A Graph Laplacian Eigenvector-based Pre-training Method for Graph Neural Networks
This work addresses a domain-specific problem for researchers and practitioners in graph machine learning, particularly in molecular property prediction, by offering an incremental improvement in pre-training methods for GNNs.
The paper tackles the challenge of pre-training graph neural networks (GNNs) to capture global and regional graph structure without oversmoothing, by proposing a Laplacian Eigenvector Learning Module (LELM) that predicts low-frequency eigenvectors of the graph Laplacian, resulting in improved performance on downstream molecular property prediction tasks.

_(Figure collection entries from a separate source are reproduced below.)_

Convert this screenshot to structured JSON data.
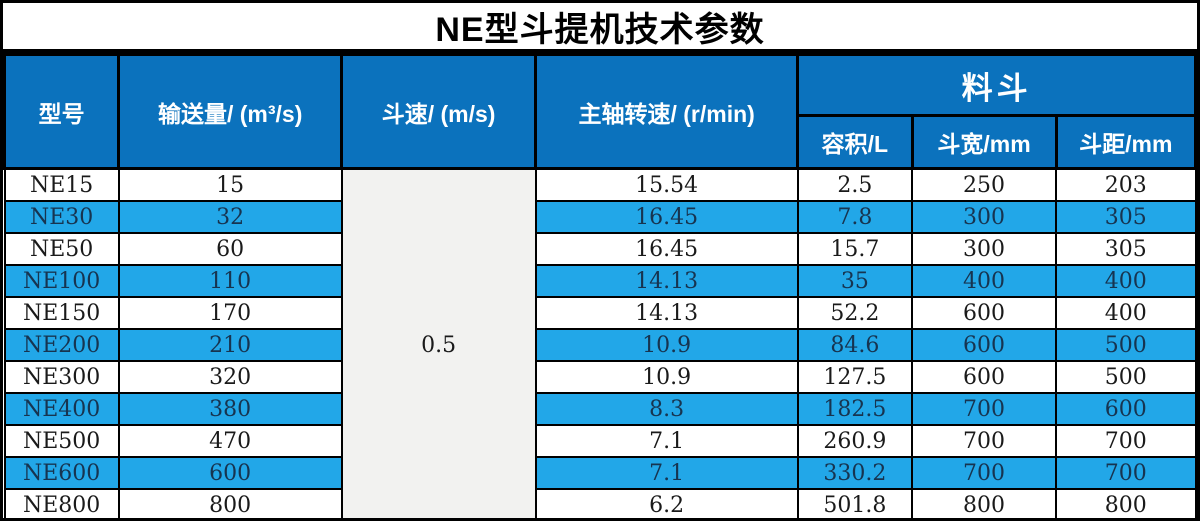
{
  "title": "NE型斗提机技术参数",
  "table": {
    "headers": {
      "model": "型号",
      "capacity": "输送量/ (m³/s)",
      "bucket_speed": "斗速/ (m/s)",
      "shaft_speed": "主轴转速/ (r/min)",
      "bucket_group": "料斗",
      "volume": "容积/L",
      "bucket_width": "斗宽/mm",
      "bucket_pitch": "斗距/mm"
    },
    "bucket_speed_value": "0.5",
    "rows": [
      {
        "model": "NE15",
        "capacity": "15",
        "shaft_speed": "15.54",
        "volume": "2.5",
        "bucket_width": "250",
        "bucket_pitch": "203"
      },
      {
        "model": "NE30",
        "capacity": "32",
        "shaft_speed": "16.45",
        "volume": "7.8",
        "bucket_width": "300",
        "bucket_pitch": "305"
      },
      {
        "model": "NE50",
        "capacity": "60",
        "shaft_speed": "16.45",
        "volume": "15.7",
        "bucket_width": "300",
        "bucket_pitch": "305"
      },
      {
        "model": "NE100",
        "capacity": "110",
        "shaft_speed": "14.13",
        "volume": "35",
        "bucket_width": "400",
        "bucket_pitch": "400"
      },
      {
        "model": "NE150",
        "capacity": "170",
        "shaft_speed": "14.13",
        "volume": "52.2",
        "bucket_width": "600",
        "bucket_pitch": "400"
      },
      {
        "model": "NE200",
        "capacity": "210",
        "shaft_speed": "10.9",
        "volume": "84.6",
        "bucket_width": "600",
        "bucket_pitch": "500"
      },
      {
        "model": "NE300",
        "capacity": "320",
        "shaft_speed": "10.9",
        "volume": "127.5",
        "bucket_width": "600",
        "bucket_pitch": "500"
      },
      {
        "model": "NE400",
        "capacity": "380",
        "shaft_speed": "8.3",
        "volume": "182.5",
        "bucket_width": "700",
        "bucket_pitch": "600"
      },
      {
        "model": "NE500",
        "capacity": "470",
        "shaft_speed": "7.1",
        "volume": "260.9",
        "bucket_width": "700",
        "bucket_pitch": "700"
      },
      {
        "model": "NE600",
        "capacity": "600",
        "shaft_speed": "7.1",
        "volume": "330.2",
        "bucket_width": "700",
        "bucket_pitch": "700"
      },
      {
        "model": "NE800",
        "capacity": "800",
        "shaft_speed": "6.2",
        "volume": "501.8",
        "bucket_width": "800",
        "bucket_pitch": "800"
      }
    ],
    "row_stripe_pattern": [
      "white",
      "blue"
    ]
  },
  "colors": {
    "header_blue": "#0b72bd",
    "row_blue": "#22a7e8",
    "row_white": "#ffffff",
    "merged_gray": "#f2f2f0",
    "border_black": "#000000",
    "blue_row_text": "#173450"
  }
}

The development of self-supervised graph pre-training methods is a crucial ingredient in recent efforts to design robust graph foundation models (GFMs). Structure-based pre-training methods are under-explored yet crucial for downstream applications which rely on underlying graph structure. In addition, pre-training traditional message passing GNNs to capture global and regional structure is often challenging due to the risk of oversmoothing as network depth increases. We address these gaps by proposing the Laplacian Eigenvector Learning Module (LELM), a novel pre-training module for graph neural networks (GNNs) based on predicting the low-frequency eigenvectors of the graph Laplacian. Moreover, LELM introduces a novel architecture that overcomes oversmoothing, allowing the GNN model to learn long-range interdependencies. Empirically, we show that models pre-trained via our framework outperform baseline models on downstream molecular property prediction tasks.